So I’m reading this article about catcalls and how men make women feel uncomfortable with overt sexual advances:
A guy at a bar saying he wants to buy me a drink because I’m cute followed by a hand on my thigh. A business meeting where a man interrupts my discussion of the contract to inform me he thinks we would have great sex. A man standing on my lawn right outside my study window, watching me. A man standing beside me at a crowded bar, crossing his arms to hide his fingers as they reach toward me to caress my breast through my blouse.
It’s really easy to read this and sort of roll your eyes. Like, Jesus, these are just people who are demonstrating their attraction to you. Yes, they’re obviously coming on too strong and they should tone it down, but this attention is fundamentally positive. I can imagine a guy reading this and saying ‘I’d love it if a woman did that to me!’

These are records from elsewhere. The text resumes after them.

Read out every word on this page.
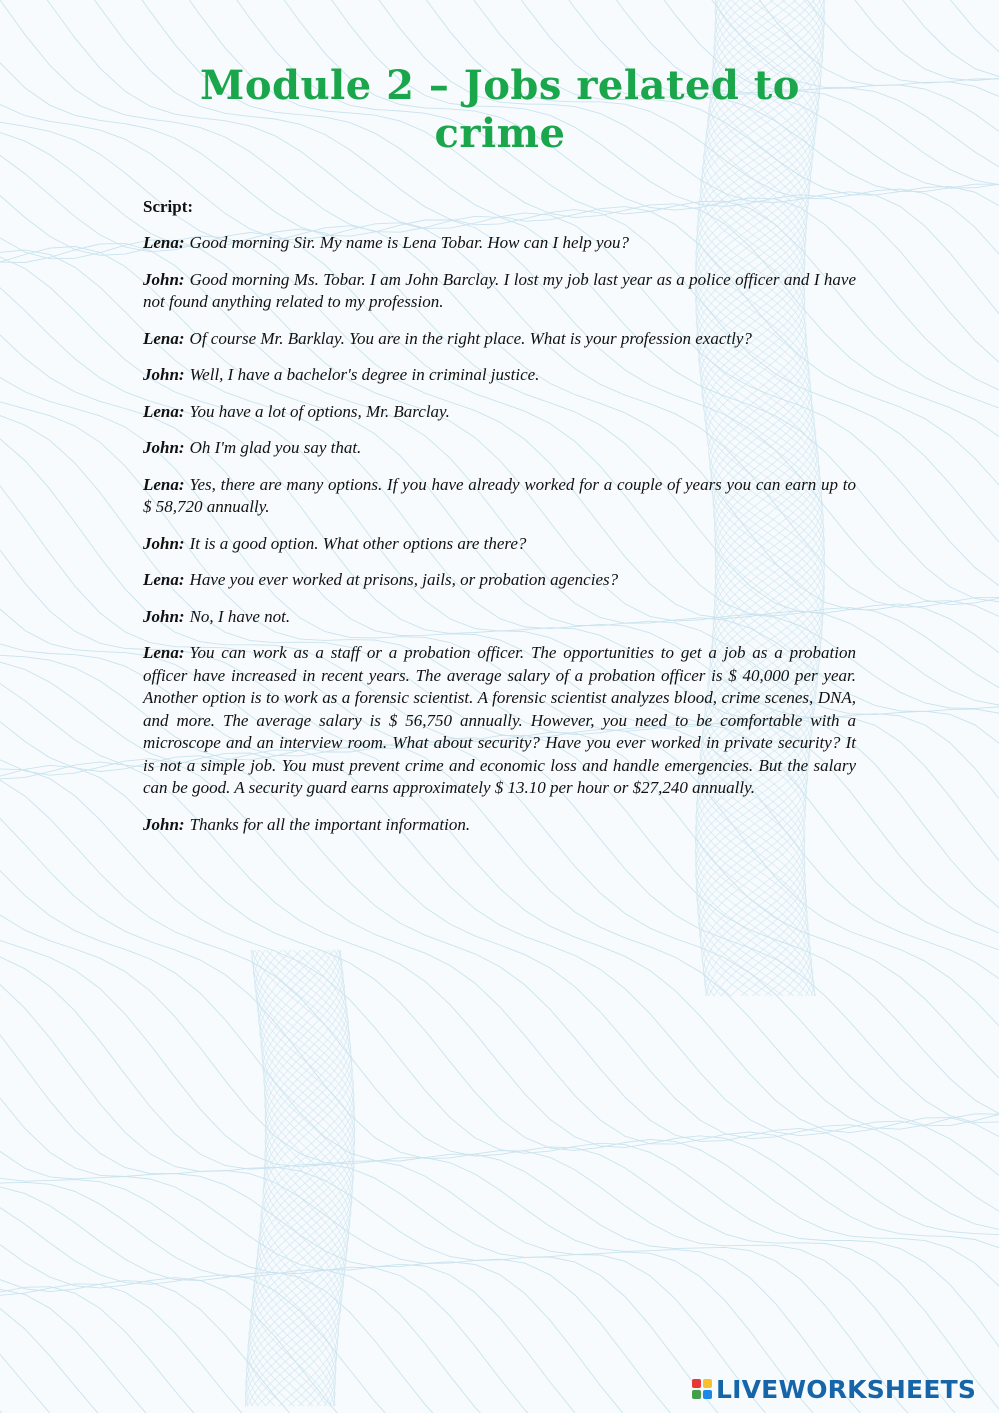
Module 2 – Jobs related to crime

Script:

Lena: Good morning Sir. My name is Lena Tobar. How can I help you?

John: Good morning Ms. Tobar. I am John Barclay. I lost my job last year as a police officer and I have not found anything related to my profession.

Lena: Of course Mr. Barklay. You are in the right place. What is your profession exactly?

John: Well, I have a bachelor's degree in criminal justice.

Lena: You have a lot of options, Mr. Barclay.

John: Oh I'm glad you say that.

Lena: Yes, there are many options. If you have already worked for a couple of years you can earn up to $ 58,720 annually.

John: It is a good option. What other options are there?

Lena: Have you ever worked at prisons, jails, or probation agencies?

John: No, I have not.

Lena: You can work as a staff or a probation officer. The opportunities to get a job as a probation officer have increased in recent years. The average salary of a probation officer is $ 40,000 per year. Another option is to work as a forensic scientist. A forensic scientist analyzes blood, crime scenes, DNA, and more. The average salary is $ 56,750 annually. However, you need to be comfortable with a microscope and an interview room. What about security? Have you ever worked in private security? It is not a simple job. You must prevent crime and economic loss and handle emergencies. But the salary can be good. A security guard earns approximately $ 13.10 per hour or $27,240 annually.

John: Thanks for all the important information.

LIVEWORKSHEETS
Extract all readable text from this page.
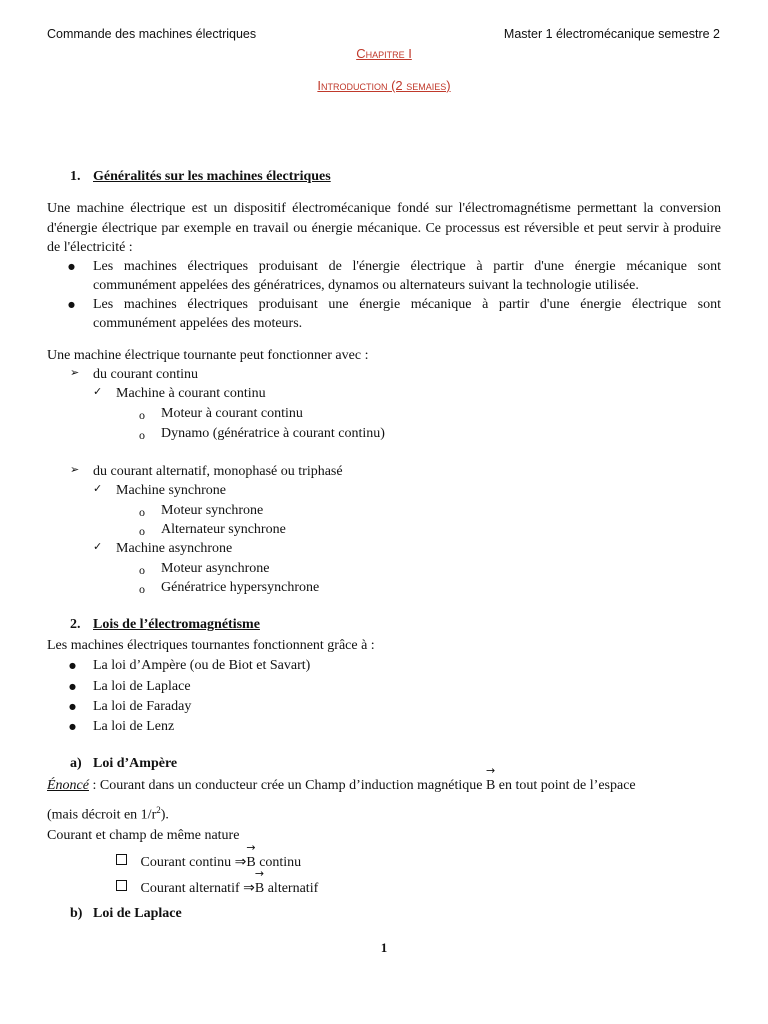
Commande des machines électriques	Master 1 électromécanique semestre 2
Chapitre I
Introduction (2 semaies)
1. Généralités sur les machines électriques
Une machine électrique est un dispositif électromécanique fondé sur l'électromagnétisme permettant la conversion d'énergie électrique par exemple en travail ou énergie mécanique. Ce processus est réversible et peut servir à produire de l'électricité :
● Les machines électriques produisant de l'énergie électrique à partir d'une énergie mécanique sont communément appelées des génératrices, dynamos ou alternateurs suivant la technologie utilisée.
● Les machines électriques produisant une énergie mécanique à partir d'une énergie électrique sont communément appelées des moteurs.
Une machine électrique tournante peut fonctionner avec :
➢ du courant continu
✓ Machine à courant continu
o Moteur à courant continu
o Dynamo (génératrice à courant continu)
➢ du courant alternatif, monophasé ou triphasé
✓ Machine synchrone
o Moteur synchrone
o Alternateur synchrone
✓ Machine asynchrone
o Moteur asynchrone
o Génératrice hypersynchrone
2. Lois de l’électromagnétisme
Les machines électriques tournantes fonctionnent grâce à :
● La loi d’Ampère (ou de Biot et Savart)
● La loi de Laplace
● La loi de Faraday
● La loi de Lenz
a) Loi d’Ampère
Énoncé : Courant dans un conducteur crée un Champ d’induction magnétique
→
B en tout point de l’espace
(mais décroit en $1/r^2$).
Courant et champ de même nature
Courant continu ⇒
→
B continu
Courant alternatif ⇒
→
B alternatif
b) Loi de Laplace
1
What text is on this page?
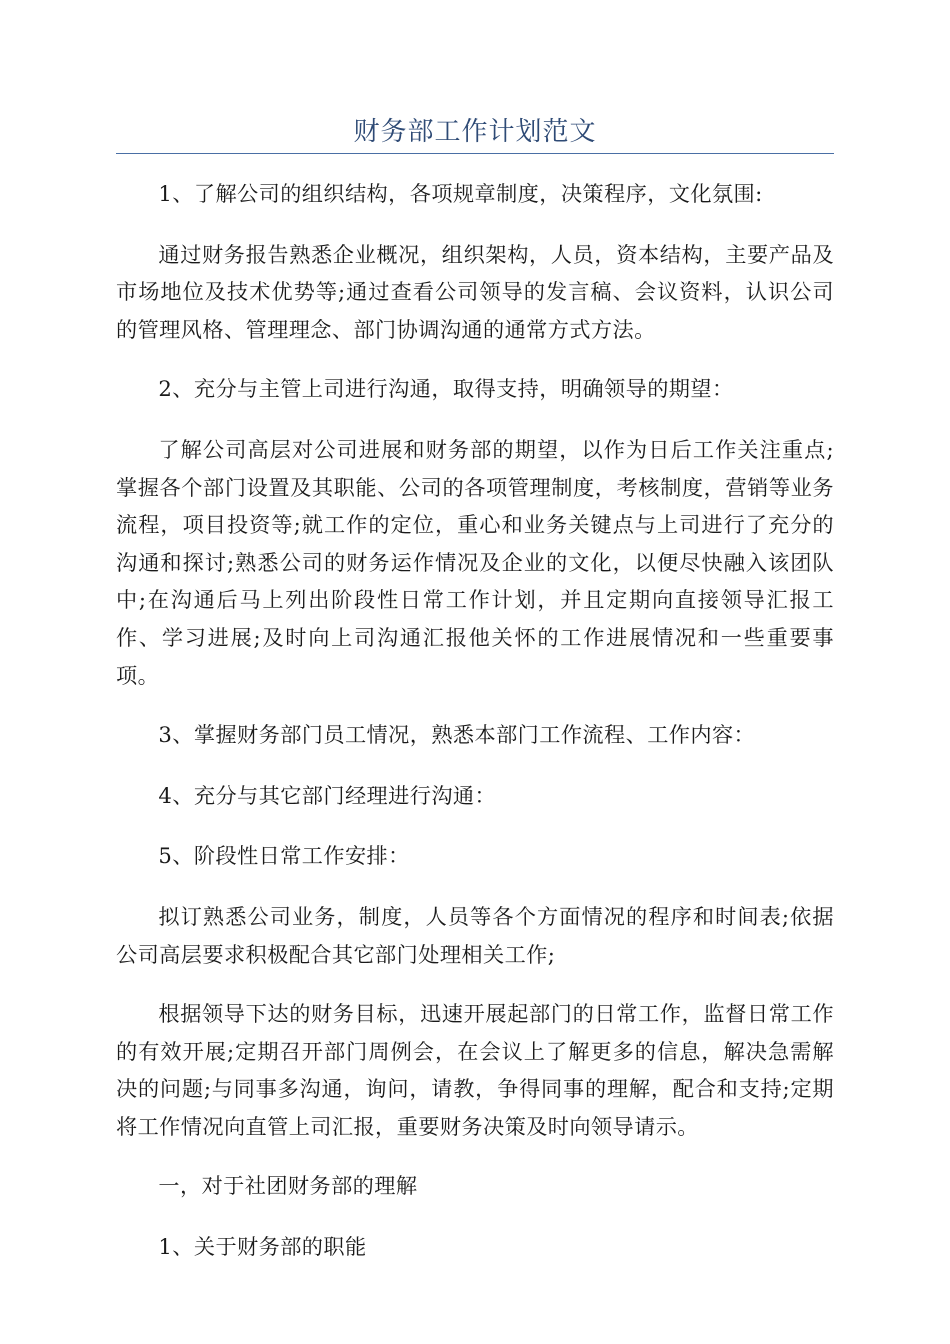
财务部工作计划范文

1、了解公司的组织结构，各项规章制度，决策程序，文化氛围:

通过财务报告熟悉企业概况，组织架构，人员，资本结构，主要产品及市场地位及技术优势等;通过查看公司领导的发言稿、会议资料，认识公司的管理风格、管理理念、部门协调沟通的通常方式方法。

2、充分与主管上司进行沟通，取得支持，明确领导的期望：

了解公司高层对公司进展和财务部的期望，以作为日后工作关注重点;掌握各个部门设置及其职能、公司的各项管理制度，考核制度，营销等业务流程，项目投资等;就工作的定位，重心和业务关键点与上司进行了充分的沟通和探讨;熟悉公司的财务运作情况及企业的文化，以便尽快融入该团队中;在沟通后马上列出阶段性日常工作计划，并且定期向直接领导汇报工作、学习进展;及时向上司沟通汇报他关怀的工作进展情况和一些重要事项。

3、掌握财务部门员工情况，熟悉本部门工作流程、工作内容：

4、充分与其它部门经理进行沟通：

5、阶段性日常工作安排：

拟订熟悉公司业务，制度，人员等各个方面情况的程序和时间表;依据公司高层要求积极配合其它部门处理相关工作;

根据领导下达的财务目标，迅速开展起部门的日常工作，监督日常工作的有效开展;定期召开部门周例会，在会议上了解更多的信息，解决急需解决的问题;与同事多沟通，询问，请教，争得同事的理解，配合和支持;定期将工作情况向直管上司汇报，重要财务决策及时向领导请示。

一，对于社团财务部的理解

1、关于财务部的职能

You could compare this with gay male culture, in which explicit sexual advances are known as ‘small talk’. Getting this kind of attention from creepy old dudes is par for the Friday night course, and I never come home traumatized. Can’t these women just get over it?
This is an objectively shitty attitude and, I imagine, one of the primary factors preventing this kind of low-grade sexual harassment from being taken seriously as a kind of bullying.

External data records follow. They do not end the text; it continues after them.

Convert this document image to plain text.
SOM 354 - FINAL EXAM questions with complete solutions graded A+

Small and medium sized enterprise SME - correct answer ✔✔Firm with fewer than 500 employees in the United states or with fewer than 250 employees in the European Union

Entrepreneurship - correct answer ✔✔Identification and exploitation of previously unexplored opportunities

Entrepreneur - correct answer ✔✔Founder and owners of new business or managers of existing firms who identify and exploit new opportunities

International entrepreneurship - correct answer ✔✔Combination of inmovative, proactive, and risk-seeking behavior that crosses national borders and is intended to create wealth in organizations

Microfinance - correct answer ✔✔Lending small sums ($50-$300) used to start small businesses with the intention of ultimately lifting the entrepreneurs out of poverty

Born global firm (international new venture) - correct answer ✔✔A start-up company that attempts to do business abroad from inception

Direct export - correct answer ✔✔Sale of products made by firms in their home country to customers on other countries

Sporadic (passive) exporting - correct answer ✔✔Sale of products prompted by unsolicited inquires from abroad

When I guy thinks ‘this wouldn’t bother me,’ he’s probably envisioning himself being aggressively pursued by a (probably decent-looking) female.

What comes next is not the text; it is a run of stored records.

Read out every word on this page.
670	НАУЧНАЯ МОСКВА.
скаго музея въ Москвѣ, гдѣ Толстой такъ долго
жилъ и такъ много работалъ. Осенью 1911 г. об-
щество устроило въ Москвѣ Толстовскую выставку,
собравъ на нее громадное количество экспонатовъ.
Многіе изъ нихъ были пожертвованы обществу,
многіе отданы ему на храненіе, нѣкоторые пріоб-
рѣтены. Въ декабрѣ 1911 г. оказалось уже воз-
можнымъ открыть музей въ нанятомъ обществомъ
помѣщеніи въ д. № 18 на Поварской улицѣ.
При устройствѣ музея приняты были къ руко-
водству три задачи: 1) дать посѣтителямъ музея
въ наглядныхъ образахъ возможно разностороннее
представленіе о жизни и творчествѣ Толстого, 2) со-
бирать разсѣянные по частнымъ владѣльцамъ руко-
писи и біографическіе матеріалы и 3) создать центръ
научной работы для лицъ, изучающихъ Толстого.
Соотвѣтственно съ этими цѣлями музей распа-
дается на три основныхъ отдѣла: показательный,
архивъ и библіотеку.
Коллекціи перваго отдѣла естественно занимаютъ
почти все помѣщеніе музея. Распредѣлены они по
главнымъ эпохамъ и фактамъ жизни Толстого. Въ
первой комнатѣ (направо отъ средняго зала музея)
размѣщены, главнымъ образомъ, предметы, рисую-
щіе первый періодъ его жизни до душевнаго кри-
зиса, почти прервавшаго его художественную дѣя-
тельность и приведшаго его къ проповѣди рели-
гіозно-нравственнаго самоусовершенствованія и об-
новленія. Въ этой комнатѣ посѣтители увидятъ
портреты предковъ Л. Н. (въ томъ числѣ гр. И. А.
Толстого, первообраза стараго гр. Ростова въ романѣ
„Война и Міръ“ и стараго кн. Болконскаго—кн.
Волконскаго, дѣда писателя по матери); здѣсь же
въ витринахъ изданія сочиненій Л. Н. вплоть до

I think it would be instructive for men to instead imagine of a scenario in which they are aggressively tickled by a 300-pound bald man in a prison jumpsuit. ‘What, you don’t like this?’ he would say, picking you up and slinging you over his shoulder. ‘I’m just playing.’
It’s not the harassment itself that creates the anxiety for women. It’s the implied threat of violence. This is why muscled gay men over 6’4” should make it their duty to sexually harass fratboys at least once per week. For solidarity.